The end result of ‘process-age.R’ is a ‘clean’ .csv file, ready to be loaded and used as the input of our spatial microsimulation model. Note that the last line of ‘process-age.R’ is write.csv(con1, "con1.csv", row.names = F)
. This is the first constraint that we load into R to reweight the individual level data in the next section. The outputs from these data preparation steps are named ‘con1.csv’ to ‘con3.csv’. For simplicity, all these were merged (by ‘load-all.R’) into a single dataset called ‘cons.csv’. All the input data for this section are thus loaded with only two lines of code:
ind <- read.csv("data/CakeMap/ind.csv")
cons <- read.csv("data/CakeMap/cons.csv")

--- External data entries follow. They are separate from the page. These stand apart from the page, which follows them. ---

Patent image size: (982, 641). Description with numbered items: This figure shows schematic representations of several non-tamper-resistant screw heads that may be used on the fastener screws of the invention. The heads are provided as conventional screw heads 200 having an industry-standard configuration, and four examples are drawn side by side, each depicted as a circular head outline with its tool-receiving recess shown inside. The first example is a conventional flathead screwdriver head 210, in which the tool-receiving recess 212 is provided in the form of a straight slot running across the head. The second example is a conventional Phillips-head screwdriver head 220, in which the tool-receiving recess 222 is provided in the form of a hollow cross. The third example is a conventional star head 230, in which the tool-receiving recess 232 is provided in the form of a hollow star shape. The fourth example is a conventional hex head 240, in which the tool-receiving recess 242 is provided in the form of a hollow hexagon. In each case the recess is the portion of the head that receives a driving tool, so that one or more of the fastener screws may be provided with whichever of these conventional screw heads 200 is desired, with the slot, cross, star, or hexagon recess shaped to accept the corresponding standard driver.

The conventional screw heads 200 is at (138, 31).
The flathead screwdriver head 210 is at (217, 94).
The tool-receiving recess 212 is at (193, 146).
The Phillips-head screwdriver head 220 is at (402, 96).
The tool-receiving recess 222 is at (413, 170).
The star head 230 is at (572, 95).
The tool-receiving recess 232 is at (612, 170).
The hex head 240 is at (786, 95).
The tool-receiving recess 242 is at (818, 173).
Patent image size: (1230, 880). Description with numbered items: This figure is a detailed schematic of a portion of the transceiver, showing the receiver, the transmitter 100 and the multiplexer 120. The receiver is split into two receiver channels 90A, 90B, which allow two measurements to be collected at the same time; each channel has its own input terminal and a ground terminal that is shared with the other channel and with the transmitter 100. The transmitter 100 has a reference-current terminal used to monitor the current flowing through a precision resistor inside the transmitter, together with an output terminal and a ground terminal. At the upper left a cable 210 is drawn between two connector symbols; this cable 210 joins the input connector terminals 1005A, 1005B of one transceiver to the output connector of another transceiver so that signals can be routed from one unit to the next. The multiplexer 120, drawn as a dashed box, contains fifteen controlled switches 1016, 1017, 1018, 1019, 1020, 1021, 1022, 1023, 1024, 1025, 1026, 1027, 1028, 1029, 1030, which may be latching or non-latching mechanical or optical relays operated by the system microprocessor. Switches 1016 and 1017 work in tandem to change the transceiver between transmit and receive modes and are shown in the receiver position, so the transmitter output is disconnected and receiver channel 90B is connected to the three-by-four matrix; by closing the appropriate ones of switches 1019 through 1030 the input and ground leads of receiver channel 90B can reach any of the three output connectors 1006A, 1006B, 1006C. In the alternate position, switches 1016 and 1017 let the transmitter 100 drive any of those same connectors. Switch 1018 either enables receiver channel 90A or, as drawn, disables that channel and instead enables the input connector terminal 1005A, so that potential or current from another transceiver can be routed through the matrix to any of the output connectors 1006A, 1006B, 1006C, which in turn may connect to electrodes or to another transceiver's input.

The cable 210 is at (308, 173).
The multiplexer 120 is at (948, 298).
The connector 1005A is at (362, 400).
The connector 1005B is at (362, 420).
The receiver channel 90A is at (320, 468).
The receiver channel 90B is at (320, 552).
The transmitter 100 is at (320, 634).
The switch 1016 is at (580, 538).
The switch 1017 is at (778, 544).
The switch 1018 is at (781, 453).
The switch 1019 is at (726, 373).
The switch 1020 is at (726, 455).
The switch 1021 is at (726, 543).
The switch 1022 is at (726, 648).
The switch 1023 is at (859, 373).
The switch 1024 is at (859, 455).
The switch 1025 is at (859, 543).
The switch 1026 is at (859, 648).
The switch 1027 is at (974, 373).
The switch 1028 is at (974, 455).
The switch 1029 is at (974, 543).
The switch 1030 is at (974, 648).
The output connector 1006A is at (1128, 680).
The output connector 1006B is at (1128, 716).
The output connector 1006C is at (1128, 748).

Take a look at these input data using the techniques learned in the previous section. To test your understanding, try to answer the following questions:
- What are the constraint variables?
- How many individuals are in the survey microdataset?
- How many zones will we generate spatial microdata for?
For bonus points that will test your R skills as well as your practical knowledge of spatial microsimulation, try constructing queries in R that will automatically answer these questions.
It is vital to understand the input datasets before trying to model them, so take some time exploring the input. Only when these datasets make sense (a pen and paper can help here, as well as R!) is it time to generate the spatial microdata.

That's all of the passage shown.